What can’t be changed is Pembroke’s move to D-I. The Spartans cannot play a D-II schedule next year, according to Reardon, who said the fate of the junior varsity season is most likely tied to the varsity schedule, but that a freshman team could probably stand on its own.
What the Pembroke officials want, however, is a normal D-I schedule, and that was part of the message Reardon, Pembroke School Board Chairman Tom Serafin and Suzanne Klink, the high school’s athletic director, delivered Thursday.
“I think it was encouraging because the administration, all the way up to the chair of the school board, understands that this is not right,” Taylor said. “They are vigorously going to defend their position and the integrity of the school, so I thought that was great.”
After meeting with parents Thursday, Reardon met with players Friday.
“We emphasized that we wanted them to be patient and maintain their decorum, that we’re working on this, it’s political, and that we’re committed to getting them a schedule for next year so they can compete,” Reardon said. “And I told them to keep practicing basketball and let us worry about this other stuff.”
Reardon said the school wants to find “someone to look at the facts of the matter and not just innuendo and rumor,” though he’s not sure what the next step in that process will be. But he did add that “we’re trying to find a new attorney because our usual attorneys are also attorneys for some of these Division I schools, so it’s a conflict of interest.

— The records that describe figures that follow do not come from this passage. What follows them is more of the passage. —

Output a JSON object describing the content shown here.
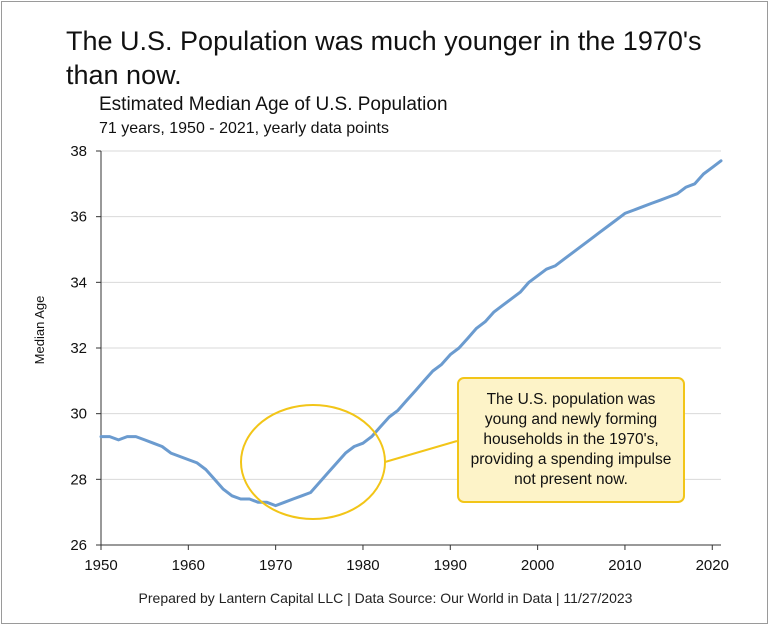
{
  "headline": "The U.S. Population was much younger in the 1970's than now.",
  "footer": "Prepared by Lantern Capital LLC | Data Source: Our World in Data | 11/27/2023",
  "annotation": "The U.S. population was young and newly forming households in the 1970's, providing a spending impulse not present now.",
  "colors": {
    "line": "#6b9bcf",
    "gridline": "#d9d9d9",
    "highlight_circle": "#f2c518",
    "callout_fill": "#fdf3c8"
  },
  "chart_data": {
    "type": "line",
    "title": "Estimated Median Age of U.S. Population",
    "subtitle": "71 years, 1950 - 2021, yearly data points",
    "xlabel": "",
    "ylabel": "Median Age",
    "xlim": [
      1950,
      2021
    ],
    "ylim": [
      26,
      38
    ],
    "x_ticks": [
      1950,
      1960,
      1970,
      1980,
      1990,
      2000,
      2010,
      2020
    ],
    "y_ticks": [
      26,
      28,
      30,
      32,
      34,
      36,
      38
    ],
    "grid": "horizontal",
    "series": [
      {
        "x": [
          1950,
          1951,
          1952,
          1953,
          1954,
          1955,
          1956,
          1957,
          1958,
          1959,
          1960,
          1961,
          1962,
          1963,
          1964,
          1965,
          1966,
          1967,
          1968,
          1969,
          1970,
          1971,
          1972,
          1973,
          1974,
          1975,
          1976,
          1977,
          1978,
          1979,
          1980,
          1981,
          1982,
          1983,
          1984,
          1985,
          1986,
          1987,
          1988,
          1989,
          1990,
          1991,
          1992,
          1993,
          1994,
          1995,
          1996,
          1997,
          1998,
          1999,
          2000,
          2001,
          2002,
          2003,
          2004,
          2005,
          2006,
          2007,
          2008,
          2009,
          2010,
          2011,
          2012,
          2013,
          2014,
          2015,
          2016,
          2017,
          2018,
          2019,
          2020,
          2021
        ],
        "y": [
          29.3,
          29.3,
          29.2,
          29.3,
          29.3,
          29.2,
          29.1,
          29.0,
          28.8,
          28.7,
          28.6,
          28.5,
          28.3,
          28.0,
          27.7,
          27.5,
          27.4,
          27.4,
          27.3,
          27.3,
          27.2,
          27.3,
          27.4,
          27.5,
          27.6,
          27.9,
          28.2,
          28.5,
          28.8,
          29.0,
          29.1,
          29.3,
          29.6,
          29.9,
          30.1,
          30.4,
          30.7,
          31.0,
          31.3,
          31.5,
          31.8,
          32.0,
          32.3,
          32.6,
          32.8,
          33.1,
          33.3,
          33.5,
          33.7,
          34.0,
          34.2,
          34.4,
          34.5,
          34.7,
          34.9,
          35.1,
          35.3,
          35.5,
          35.7,
          35.9,
          36.1,
          36.2,
          36.3,
          36.4,
          36.5,
          36.6,
          36.7,
          36.9,
          37.0,
          37.3,
          37.5,
          37.7
        ]
      }
    ]
  }
}
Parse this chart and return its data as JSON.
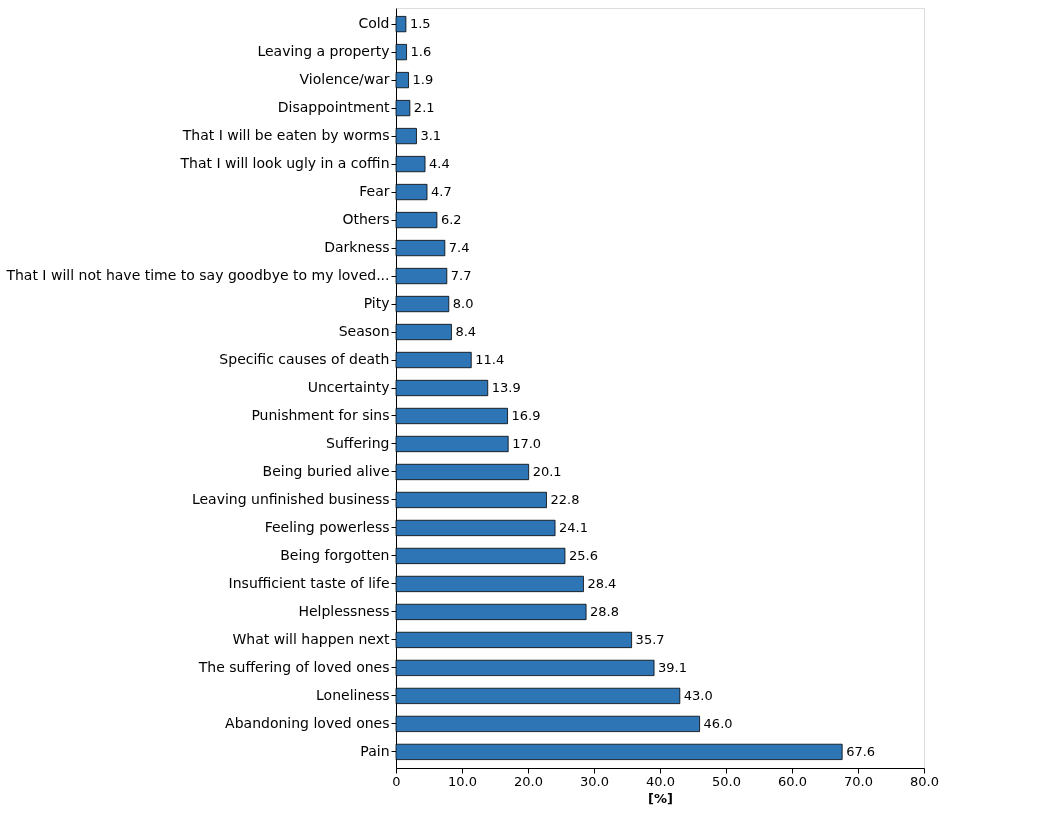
{
  "chart_data": {
    "type": "bar",
    "orientation": "horizontal",
    "xlabel": "[%]",
    "categories": [
      "Cold",
      "Leaving a property",
      "Violence/war",
      "Disappointment",
      "That I will be eaten by worms",
      "That I will look ugly in a coffin",
      "Fear",
      "Others",
      "Darkness",
      "That I will not have time to say goodbye to my loved...",
      "Pity",
      "Season",
      "Specific causes of death",
      "Uncertainty",
      "Punishment for sins",
      "Suffering",
      "Being buried alive",
      "Leaving unfinished business",
      "Feeling powerless",
      "Being forgotten",
      "Insufficient taste of life",
      "Helplessness",
      "What will happen next",
      "The suffering of loved ones",
      "Loneliness",
      "Abandoning loved ones",
      "Pain"
    ],
    "values": [
      1.5,
      1.6,
      1.9,
      2.1,
      3.1,
      4.4,
      4.7,
      6.2,
      7.4,
      7.7,
      8.0,
      8.4,
      11.4,
      13.9,
      16.9,
      17.0,
      20.1,
      22.8,
      24.1,
      25.6,
      28.4,
      28.8,
      35.7,
      39.1,
      43.0,
      46.0,
      67.6
    ],
    "value_labels": [
      "1.5",
      "1.6",
      "1.9",
      "2.1",
      "3.1",
      "4.4",
      "4.7",
      "6.2",
      "7.4",
      "7.7",
      "8.0",
      "8.4",
      "11.4",
      "13.9",
      "16.9",
      "17.0",
      "20.1",
      "22.8",
      "24.1",
      "25.6",
      "28.4",
      "28.8",
      "35.7",
      "39.1",
      "43.0",
      "46.0",
      "67.6"
    ],
    "color": "#2e75b6",
    "xlim": [
      0,
      80
    ],
    "xticks": [
      0,
      {
        "value": 10,
        "label": "10.0"
      },
      {
        "value": 20,
        "label": "20.0"
      },
      {
        "value": 30,
        "label": "30.0"
      },
      {
        "value": 40,
        "label": "40.0"
      },
      {
        "value": 50,
        "label": "50.0"
      },
      {
        "value": 60,
        "label": "60.0"
      },
      {
        "value": 70,
        "label": "70.0"
      },
      {
        "value": 80,
        "label": "80.0"
      }
    ],
    "grid": false
  }
}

So we’re looking for someone who is not in that bind to give us some advice. But the lawyer business is a fallback position; we’re looking for other ways to address this first.”
The administrators also informed the parents Thursday that they will not fire Coach Matt Alosa, a position that received support.
“They told us they were going to keep Matt Alosa, and I think everyone was on board with that because we all know he’s a good guy,” Beaucher said.
Retaining Alosa may not win Pembroke any points with the D-I administrators, however. Reardon said that at his recent meeting with the D-I group, one of the athletic directors said, “You need to fire Matt Alosa,” after Reardon had asked what he could do to solve the scheduling problem. Alosa and his father, Frank, are part of the controversy in part because they run the Granite State Raiders AAU basketball program, and both Presutti and Wilson, along with three players who transferred to Pembroke in 2011, play in that program.
That connection between the Raiders and the transfer students has spawned talk of recruiting and improper transfers. Taylor, who moved his family from Belmont to Pembroke in 2011, vehemently denied that anything of the sort took place with Cameron, who has played for the Raiders since he was in fifth grade.
“There was never a single conversation, no implied recruiting with a wink or a nod, there was never a discussion of any kind, that’s a fact, and I never heard a discussion with anybody else who transferred in,” said Taylor, who also said his family moved to Pembroke for multiple reasons.
While it seems clear that the Pembroke parents, players and school officials are unified, just where that unity may lead is still in question.
“I think we’re in a good place in terms of our community,” Reardon said, “but we are not in a good place in terms of our basketball future right now, and that’s what we have to address.”
The solution appears obvious to at least one parent.
“I think everyone should be sitting down at a table and saying, ‘How do we get the kids to play? We have personal differences, there are concerns, how do we address the concerns?’ ” Beaucher said.
“If there’s a group of people in Division I who have concerns about what’s been talked about, let’s bring the proof to the table. If it’s just speculation, let’s bring that speculation to rest and let’s get the kids on the schedule and let them play some ball.”